In 1968, Spiro Agnew, the Republican governor of Maryland controlled his delegation. Agnew was an accidental governor in a heavily Democratic state, only elected following a four-way Democratic primary in 1966 that resulted in the victory of Democrat George Mahoney, an ally of George Wallace, who ran on the slogan, “A man’s home is his castle.” Agnew, the elected executive of Baltimore County, had been expected to serve as a sacrificial lamb in the governor’s race. But, Democrats swarmed to his candidacy by the tens of thousands once Mahoney seized the Democratic nomination. Believed to be a Rockefeller supporter Agnew controlled a delegation large enough to guarantee Richard Nixon his first ballot majority.
During the 1960s and 1970s Maryland had a well-deserved reputation for corruption, nearly as robust as Illinois today. Several governors and legislators, most notably three-term Democratic governor Marvin Mandel, were convicted of taking bribes. I was president of the student government at the University of Maryland in 1967 and met Gov. Agnew several times, including at the running of the Preakness. I couldn’t help noting his sartorial tastes were tailor-made and inordinately expensive — more so than I would expect of a former civil servant.
But back to the point … with its questionable ethics in tow, the Nixon campaign was desperate to secure a majority of delegates for the nomination and offered Agnew any job he wanted in exchange for double-crossing Rockefeller. Former Maryland Senator Joe Tydings, now deceased, told me that Agnew, who was unlikely to be re-elected in 1970 facing Mandel, shocked Nixon’s aides by demanding the vice-presidency, a position he was given and from which he continued to collect cash stuffed envelopes.

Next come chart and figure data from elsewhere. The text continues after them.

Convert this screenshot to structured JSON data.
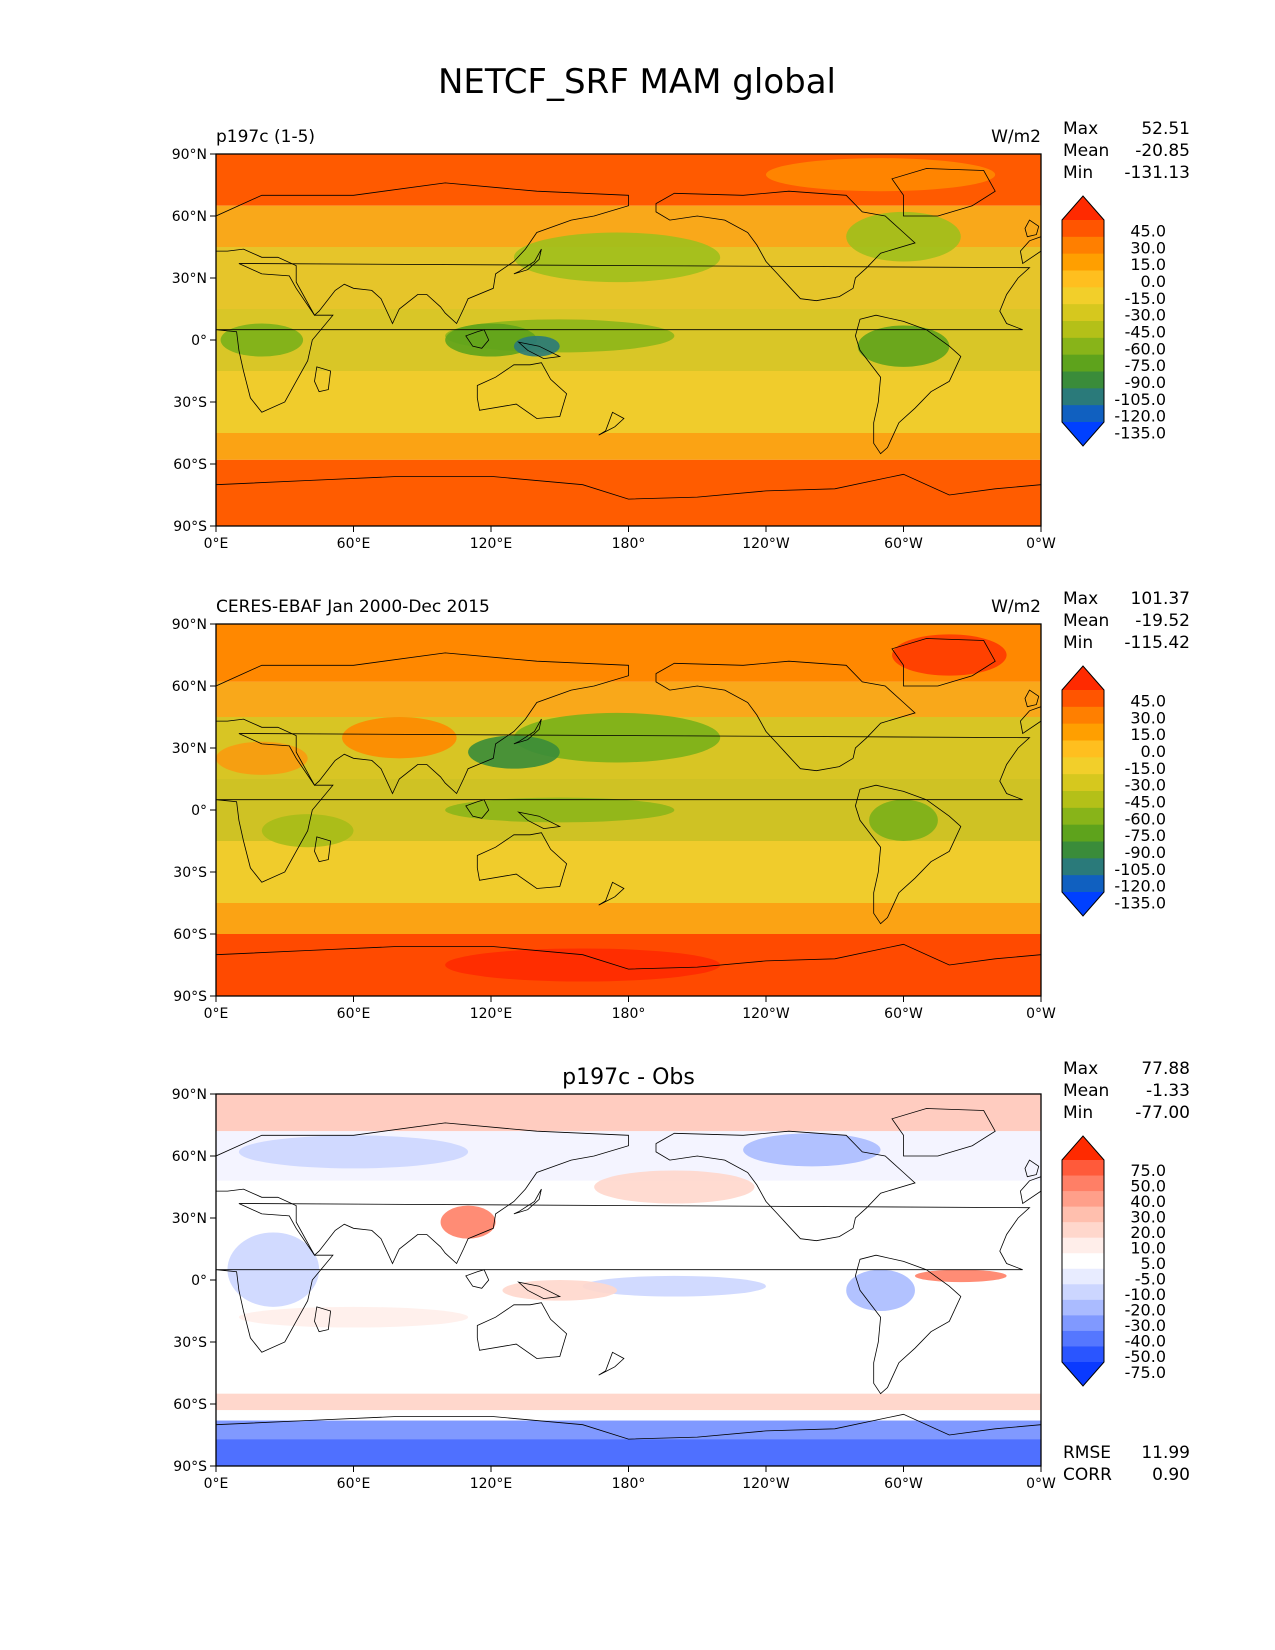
{
  "figure": {
    "title": "NETCF_SRF MAM global"
  },
  "chart_data": [
    {
      "type": "heatmap",
      "title_left": "p197c (1-5)",
      "units": "W/m2",
      "stats": [
        {
          "label": "Max",
          "value": "52.51"
        },
        {
          "label": "Mean",
          "value": "-20.85"
        },
        {
          "label": "Min",
          "value": "-131.13"
        }
      ],
      "colorbar": {
        "levels": [
          "45.0",
          "30.0",
          "15.0",
          "0.0",
          "-15.0",
          "-30.0",
          "-45.0",
          "-60.0",
          "-75.0",
          "-90.0",
          "-105.0",
          "-120.0",
          "-135.0"
        ],
        "colors": [
          "#ff2a00",
          "#ff5500",
          "#ff7f00",
          "#ff9f00",
          "#ffbf1f",
          "#f2cf2a",
          "#d6c81e",
          "#b4c018",
          "#88b419",
          "#5ea31c",
          "#3a8c3a",
          "#2a7a7a",
          "#1060c0",
          "#0040ff"
        ]
      },
      "ticks": {
        "y": [
          "90°N",
          "60°N",
          "30°N",
          "0°",
          "30°S",
          "60°S",
          "90°S"
        ],
        "x": [
          "0°E",
          "60°E",
          "120°E",
          "180°",
          "120°W",
          "60°W",
          "0°W"
        ]
      },
      "xlim": [
        0,
        360
      ],
      "ylim": [
        -90,
        90
      ],
      "bands": [
        {
          "lat_from": 90,
          "lat_to": 65,
          "color": "#ff5a00"
        },
        {
          "lat_from": 65,
          "lat_to": 45,
          "color": "#f9a81a"
        },
        {
          "lat_from": 45,
          "lat_to": 15,
          "color": "#e6c52a"
        },
        {
          "lat_from": 15,
          "lat_to": -15,
          "color": "#d9c627"
        },
        {
          "lat_from": -15,
          "lat_to": -45,
          "color": "#f0cc2c"
        },
        {
          "lat_from": -45,
          "lat_to": -58,
          "color": "#fba314"
        },
        {
          "lat_from": -58,
          "lat_to": -90,
          "color": "#ff5c00"
        }
      ],
      "features": [
        {
          "lon": 175,
          "lat": 40,
          "rlon": 45,
          "rlat": 12,
          "color": "#9fbf1c"
        },
        {
          "lon": 300,
          "lat": 50,
          "rlon": 25,
          "rlat": 12,
          "color": "#9fbf1c"
        },
        {
          "lon": 150,
          "lat": 2,
          "rlon": 50,
          "rlat": 8,
          "color": "#8cb619"
        },
        {
          "lon": 120,
          "lat": 0,
          "rlon": 20,
          "rlat": 8,
          "color": "#5ea31c"
        },
        {
          "lon": 300,
          "lat": -3,
          "rlon": 20,
          "rlat": 10,
          "color": "#5ea31c"
        },
        {
          "lon": 20,
          "lat": 0,
          "rlon": 18,
          "rlat": 8,
          "color": "#7ab01a"
        },
        {
          "lon": 140,
          "lat": -3,
          "rlon": 10,
          "rlat": 5,
          "color": "#2a7a7a"
        },
        {
          "lon": 290,
          "lat": 80,
          "rlon": 50,
          "rlat": 8,
          "color": "#ff8800"
        }
      ]
    },
    {
      "type": "heatmap",
      "title_left": "CERES-EBAF Jan 2000-Dec 2015",
      "units": "W/m2",
      "stats": [
        {
          "label": "Max",
          "value": "101.37"
        },
        {
          "label": "Mean",
          "value": "-19.52"
        },
        {
          "label": "Min",
          "value": "-115.42"
        }
      ],
      "colorbar": {
        "levels": [
          "45.0",
          "30.0",
          "15.0",
          "0.0",
          "-15.0",
          "-30.0",
          "-45.0",
          "-60.0",
          "-75.0",
          "-90.0",
          "-105.0",
          "-120.0",
          "-135.0"
        ],
        "colors": [
          "#ff2a00",
          "#ff5500",
          "#ff7f00",
          "#ff9f00",
          "#ffbf1f",
          "#f2cf2a",
          "#d6c81e",
          "#b4c018",
          "#88b419",
          "#5ea31c",
          "#3a8c3a",
          "#2a7a7a",
          "#1060c0",
          "#0040ff"
        ]
      },
      "ticks": {
        "y": [
          "90°N",
          "60°N",
          "30°N",
          "0°",
          "30°S",
          "60°S",
          "90°S"
        ],
        "x": [
          "0°E",
          "60°E",
          "120°E",
          "180°",
          "120°W",
          "60°W",
          "0°W"
        ]
      },
      "xlim": [
        0,
        360
      ],
      "ylim": [
        -90,
        90
      ],
      "bands": [
        {
          "lat_from": 90,
          "lat_to": 62,
          "color": "#ff8800"
        },
        {
          "lat_from": 62,
          "lat_to": 45,
          "color": "#f9a81a"
        },
        {
          "lat_from": 45,
          "lat_to": 15,
          "color": "#d8c524"
        },
        {
          "lat_from": 15,
          "lat_to": -15,
          "color": "#cfc224"
        },
        {
          "lat_from": -15,
          "lat_to": -45,
          "color": "#f0cc2c"
        },
        {
          "lat_from": -45,
          "lat_to": -60,
          "color": "#fba314"
        },
        {
          "lat_from": -60,
          "lat_to": -90,
          "color": "#ff4a00"
        }
      ],
      "features": [
        {
          "lon": 175,
          "lat": 35,
          "rlon": 45,
          "rlat": 12,
          "color": "#7ab01a"
        },
        {
          "lon": 130,
          "lat": 28,
          "rlon": 20,
          "rlat": 8,
          "color": "#3a8c3a"
        },
        {
          "lon": 80,
          "lat": 35,
          "rlon": 25,
          "rlat": 10,
          "color": "#ff8800"
        },
        {
          "lon": 20,
          "lat": 25,
          "rlon": 20,
          "rlat": 8,
          "color": "#f99a10"
        },
        {
          "lon": 150,
          "lat": 0,
          "rlon": 50,
          "rlat": 6,
          "color": "#8cb619"
        },
        {
          "lon": 300,
          "lat": -5,
          "rlon": 15,
          "rlat": 10,
          "color": "#7ab01a"
        },
        {
          "lon": 40,
          "lat": -10,
          "rlon": 20,
          "rlat": 8,
          "color": "#a6bc18"
        },
        {
          "lon": 320,
          "lat": 75,
          "rlon": 25,
          "rlat": 10,
          "color": "#ff3a00"
        },
        {
          "lon": 160,
          "lat": -75,
          "rlon": 60,
          "rlat": 8,
          "color": "#ff2a00"
        }
      ]
    },
    {
      "type": "heatmap",
      "title_center": "p197c - Obs",
      "stats": [
        {
          "label": "Max",
          "value": "77.88"
        },
        {
          "label": "Mean",
          "value": "-1.33"
        },
        {
          "label": "Min",
          "value": "-77.00"
        }
      ],
      "metrics": [
        {
          "label": "RMSE",
          "value": "11.99"
        },
        {
          "label": "CORR",
          "value": "0.90"
        }
      ],
      "colorbar": {
        "levels": [
          "75.0",
          "50.0",
          "40.0",
          "30.0",
          "20.0",
          "10.0",
          "5.0",
          "-5.0",
          "-10.0",
          "-20.0",
          "-30.0",
          "-40.0",
          "-50.0",
          "-75.0"
        ],
        "colors": [
          "#ff2a00",
          "#ff5a3a",
          "#ff7f66",
          "#ff9f8a",
          "#ffbfae",
          "#ffd7cc",
          "#ffeeea",
          "#ffffff",
          "#e8ecff",
          "#ccd6ff",
          "#aabbff",
          "#8099ff",
          "#5577ff",
          "#2a55ff",
          "#0a3aff"
        ]
      },
      "ticks": {
        "y": [
          "90°N",
          "60°N",
          "30°N",
          "0°",
          "30°S",
          "60°S",
          "90°S"
        ],
        "x": [
          "0°E",
          "60°E",
          "120°E",
          "180°",
          "120°W",
          "60°W",
          "0°W"
        ]
      },
      "xlim": [
        0,
        360
      ],
      "ylim": [
        -90,
        90
      ],
      "bands": [
        {
          "lat_from": 90,
          "lat_to": 72,
          "color": "#ffccc0"
        },
        {
          "lat_from": 72,
          "lat_to": 48,
          "color": "#f4f4ff"
        },
        {
          "lat_from": 48,
          "lat_to": -55,
          "color": "#ffffff"
        },
        {
          "lat_from": -55,
          "lat_to": -63,
          "color": "#ffd7cc"
        },
        {
          "lat_from": -63,
          "lat_to": -68,
          "color": "#ffffff"
        },
        {
          "lat_from": -68,
          "lat_to": -77,
          "color": "#8099ff"
        },
        {
          "lat_from": -77,
          "lat_to": -90,
          "color": "#4f70ff"
        }
      ],
      "features": [
        {
          "lon": 60,
          "lat": 62,
          "rlon": 50,
          "rlat": 8,
          "color": "#ccd6ff"
        },
        {
          "lon": 260,
          "lat": 63,
          "rlon": 30,
          "rlat": 8,
          "color": "#aabbff"
        },
        {
          "lon": 200,
          "lat": 45,
          "rlon": 35,
          "rlat": 8,
          "color": "#ffd7cc"
        },
        {
          "lon": 110,
          "lat": 28,
          "rlon": 12,
          "rlat": 8,
          "color": "#ff7f66"
        },
        {
          "lon": 25,
          "lat": 5,
          "rlon": 20,
          "rlat": 18,
          "color": "#ccd6ff"
        },
        {
          "lon": 200,
          "lat": -3,
          "rlon": 40,
          "rlat": 5,
          "color": "#ccd6ff"
        },
        {
          "lon": 150,
          "lat": -5,
          "rlon": 25,
          "rlat": 5,
          "color": "#ffd7cc"
        },
        {
          "lon": 325,
          "lat": 2,
          "rlon": 20,
          "rlat": 3,
          "color": "#ff7f66"
        },
        {
          "lon": 290,
          "lat": -5,
          "rlon": 15,
          "rlat": 10,
          "color": "#aabbff"
        },
        {
          "lon": 60,
          "lat": -18,
          "rlon": 50,
          "rlat": 5,
          "color": "#ffeeea"
        }
      ]
    }
  ]
}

To use a comparative example from more recent political history, Agnew’s selection as veep was perhaps almost as surprising as John McCain’s choosing Sarah Palin to be his running mate in 2008.
Agnew’s ride was short-lived. In 1973, he was unceremoniously dumped with a plea deal for tax evasion in anticipation of a Nixon impeachment. Gerald Ford proved the beneficiary. You see, almost anything can be traced to a brokered convention.
Fast forward back to Trump, it’s still hard to guess whether he can secure a majority. The math is theoretically possible, but the odds are a long shot. Should Trump fail — self-proclaimed super-negotiator that he is — don’t count on Ted Cruz as the inevitable winner. Anything is possible once Republican delegates take the wheel and start steering the nomination process. So long as totalitarian rulemaking is not shoved down delegates’ throats by parliamentary procedure — an approach Republican National Committee Chairman Reince Preibus has vowed not to take — the delegates will have a great deal of control. Lucky for us, it will all unfold above-board and on national television rather than in those old, smoke-filled rooms where there will be less chance for funny business, at least compared to 1960s standards.
Many activists have begun conceding that perhaps Colorado Republican Party Chairman Steve House and the executive committee got it right when they decided not to bind their delegates out of precinct caucuses. Others still remain disappointed the national convention isn’t happening in their backyards right here in Colorado. The RNC is rumored to have skipped Denver for this year’s convention because of Colorado voters’ decision to legalize marijuana. Skipping a state with a legalized feel-good drug to host what could be an unhinged event in GOP politics is a decision they may soon regret.